A top administration official speaking to reporters before the address, stressed that a key part of the administration’s strategy is to “partner with Muslim communities in the U.S.” to combat jihadist ideology and to alert law enforcement of potential violent radicals.
“The worst thing you can do is embrace the idea that this is a war between the United States and Islam” or otherwise stigmatize Muslims “in ways that are counterproductive,” the official said. Muslim communities “need to be our most important and effective partners in countering the ISIL narrative.”
“It’s very important, if you are concerned about radicalization, not to take steps that frankly make this harder,” he said.
The official also emphasized the “acute challenge” of combatting the spread of jijadist propaganda on social media given “the volume and effort of groups like ISIL to disseminate this information.”
National Security Adviser Susan Rice said the Islamic State has used social media “perhaps more effectively” than previous terrorist groups such as al Qaeda to propagate “a very intoxicating message that has attracted significant numbers of foreign fighters.”
Michael McCaul, the Republican chairman of the House Homeland Security Committee, said Sunday that the public wants to hear Obama outline “a military strategy to finally defeat and destroy ISIS, drain the ... swamps in Syria so they can’t come into the United States.
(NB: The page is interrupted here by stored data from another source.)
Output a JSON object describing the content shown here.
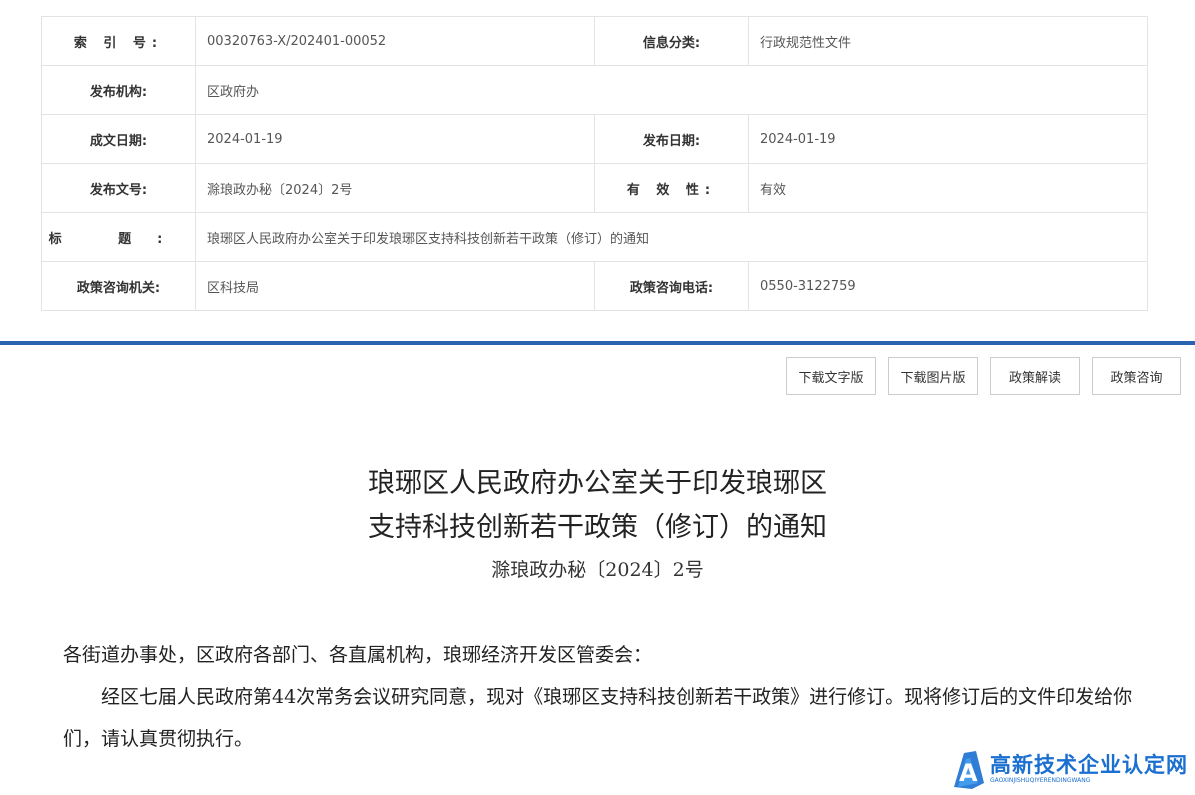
{
  "meta": {
    "rows": [
      {
        "l1": "索 引 号:",
        "v1": "00320763-X/202401-00052",
        "l2": "信息分类:",
        "v2": "行政规范性文件"
      },
      {
        "l1": "发布机构:",
        "v1": "区政府办"
      },
      {
        "l1": "成文日期:",
        "v1": "2024-01-19",
        "l2": "发布日期:",
        "v2": "2024-01-19"
      },
      {
        "l1": "发布文号:",
        "v1": "滁琅政办秘〔2024〕2号",
        "l2": "有 效 性:",
        "v2": "有效"
      },
      {
        "l1": "标 题:",
        "v1": "琅琊区人民政府办公室关于印发琅琊区支持科技创新若干政策（修订）的通知"
      },
      {
        "l1": "政策咨询机关:",
        "v1": "区科技局",
        "l2": "政策咨询电话:",
        "v2": "0550-3122759"
      }
    ]
  },
  "toolbar": {
    "download_text": "下载文字版",
    "download_image": "下载图片版",
    "interpretation": "政策解读",
    "consultation": "政策咨询"
  },
  "document": {
    "title_line1": "琅琊区人民政府办公室关于印发琅琊区",
    "title_line2": "支持科技创新若干政策（修订）的通知",
    "number": "滁琅政办秘〔2024〕2号",
    "salutation": "各街道办事处，区政府各部门、各直属机构，琅琊经济开发区管委会：",
    "body": "经区七届人民政府第44次常务会议研究同意，现对《琅琊区支持科技创新若干政策》进行修订。现将修订后的文件印发给你们，请认真贯彻执行。"
  },
  "watermark": {
    "logo_letter": "A",
    "name": "高新技术企业认定网",
    "pinyin": "GAOXINJISHUQIYERENDINGWANG"
  },
  "colors": {
    "divider": "#2a63b0",
    "watermark": "#1a6fd0"
  }
}
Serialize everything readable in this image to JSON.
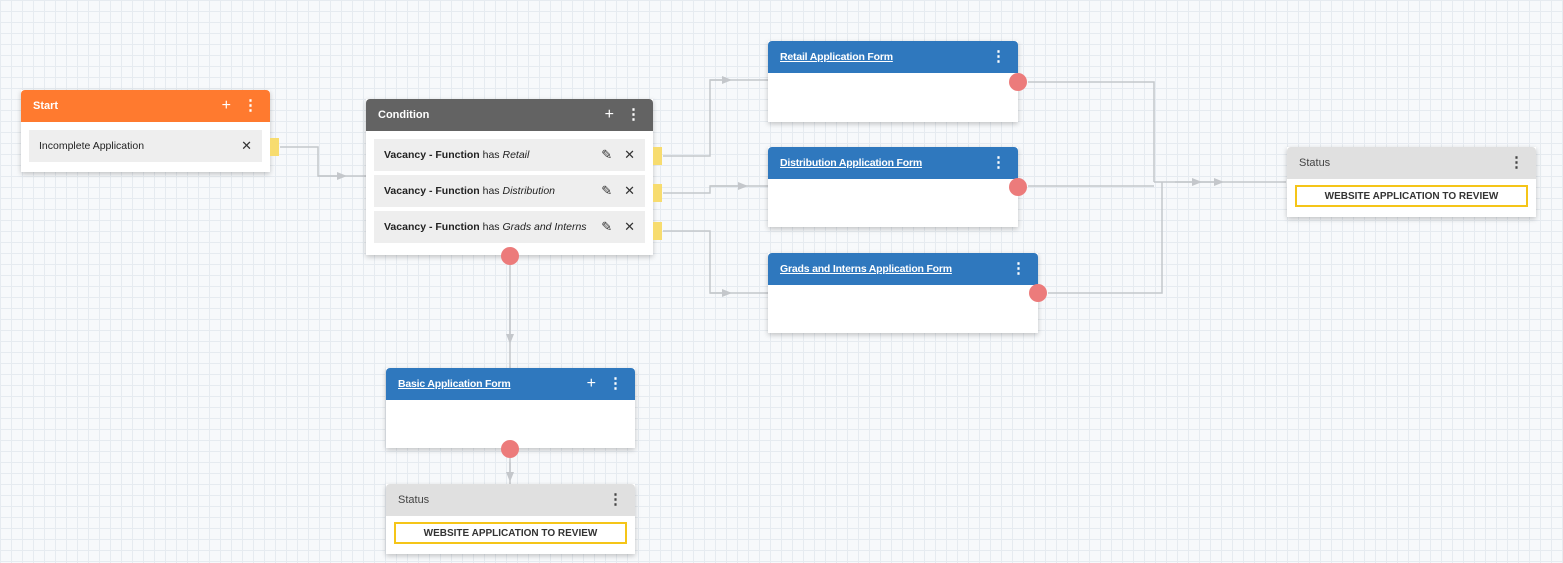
{
  "start": {
    "title": "Start",
    "item_label": "Incomplete Application"
  },
  "condition": {
    "title": "Condition",
    "rows": [
      {
        "field": "Vacancy - Function",
        "op": "has",
        "value": "Retail"
      },
      {
        "field": "Vacancy - Function",
        "op": "has",
        "value": "Distribution"
      },
      {
        "field": "Vacancy - Function",
        "op": "has",
        "value": "Grads and Interns"
      }
    ]
  },
  "forms": {
    "retail": "Retail Application Form",
    "distribution": "Distribution Application Form",
    "grads": "Grads and Interns Application Form",
    "basic": "Basic Application Form"
  },
  "status_right": {
    "title": "Status",
    "value": "WEBSITE APPLICATION TO REVIEW"
  },
  "status_bottom": {
    "title": "Status",
    "value": "WEBSITE APPLICATION TO REVIEW"
  },
  "icons": {
    "plus": "+",
    "more": "⋮",
    "close": "✕",
    "edit": "✎"
  },
  "colors": {
    "start": "#ff7a2f",
    "condition": "#636363",
    "form": "#2f78be",
    "status": "#e0e0e0",
    "badge_border": "#f5c518",
    "out_connector": "#ec7b7b",
    "in_connector": "#f7dc6f",
    "wire": "#c4c7cb"
  }
}
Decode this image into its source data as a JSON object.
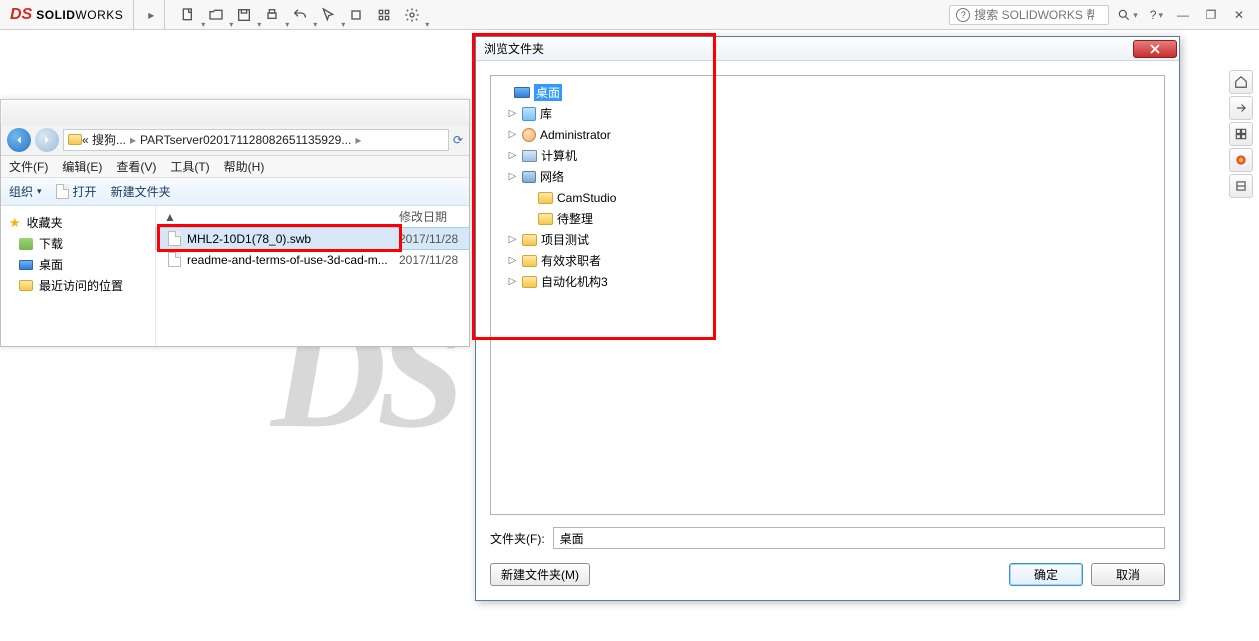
{
  "app": {
    "logo_solid": "SOLID",
    "logo_works": "WORKS",
    "search_placeholder": "搜索 SOLIDWORKS 帮助"
  },
  "explorer": {
    "breadcrumb_pre": "« 搜狗...",
    "breadcrumb_main": "PARTserver020171128082651135929...",
    "menu_file": "文件(F)",
    "menu_edit": "编辑(E)",
    "menu_view": "查看(V)",
    "menu_tools": "工具(T)",
    "menu_help": "帮助(H)",
    "tool_org": "组织",
    "tool_open": "打开",
    "tool_newfolder": "新建文件夹",
    "col_name_sort": "▲",
    "col_date": "修改日期",
    "fav_label": "收藏夹",
    "fav_dl": "下载",
    "fav_desktop": "桌面",
    "fav_recent": "最近访问的位置",
    "file1_name": "MHL2-10D1(78_0).swb",
    "file1_date": "2017/11/28",
    "file2_name": "readme-and-terms-of-use-3d-cad-m...",
    "file2_date": "2017/11/28"
  },
  "dialog": {
    "title": "浏览文件夹",
    "tree": {
      "desktop": "桌面",
      "library": "库",
      "admin": "Administrator",
      "computer": "计算机",
      "network": "网络",
      "camstudio": "CamStudio",
      "pending": "待整理",
      "projtest": "项目测试",
      "jobseeker": "有效求职者",
      "automation": "自动化机构3"
    },
    "field_label": "文件夹(F):",
    "field_value": "桌面",
    "btn_newfolder": "新建文件夹(M)",
    "btn_ok": "确定",
    "btn_cancel": "取消"
  }
}
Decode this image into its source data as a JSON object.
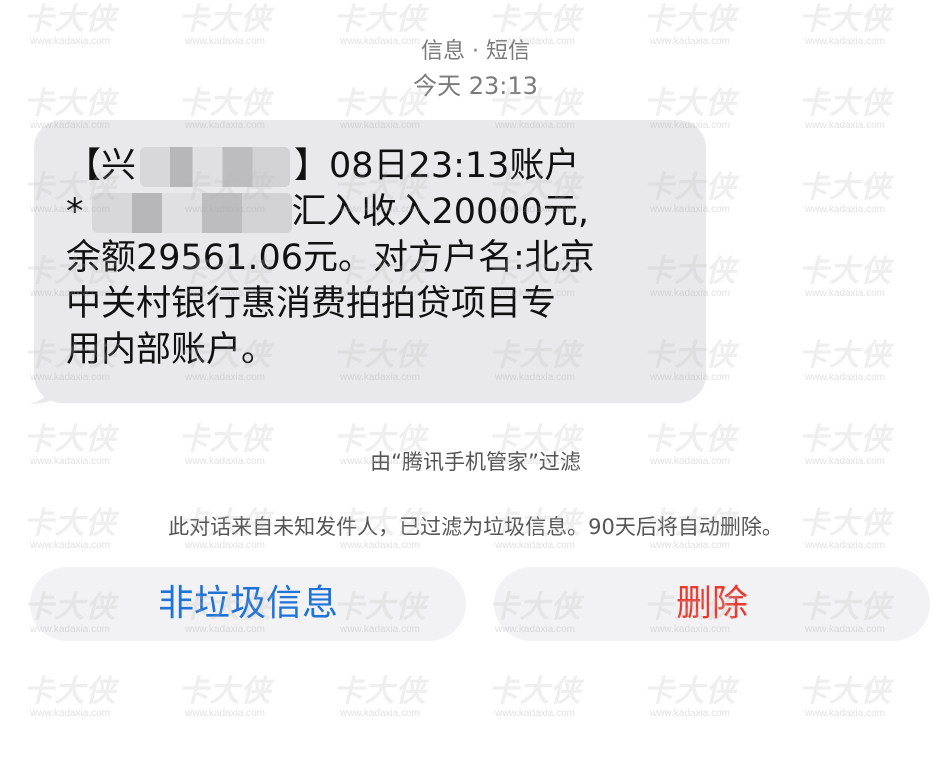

San Bernardino is an example of the swamp coming to the United States.”
McCaul said there were “no warning signs or red flags” before the San Bernardino attacks.
“We didn’t see this one coming,” McCaul said. “We need to do a better job identifying the signs of radicalization from within the United States.”
McCaul agreed with the administration on the challenge posed by social media. “You just can’t stop it all when you have 200,000 ISIS tweets per day on the internet coming into the United States to kill. ... The volume is so high and the chatter is so high that it’s almost impossible to stop it all.”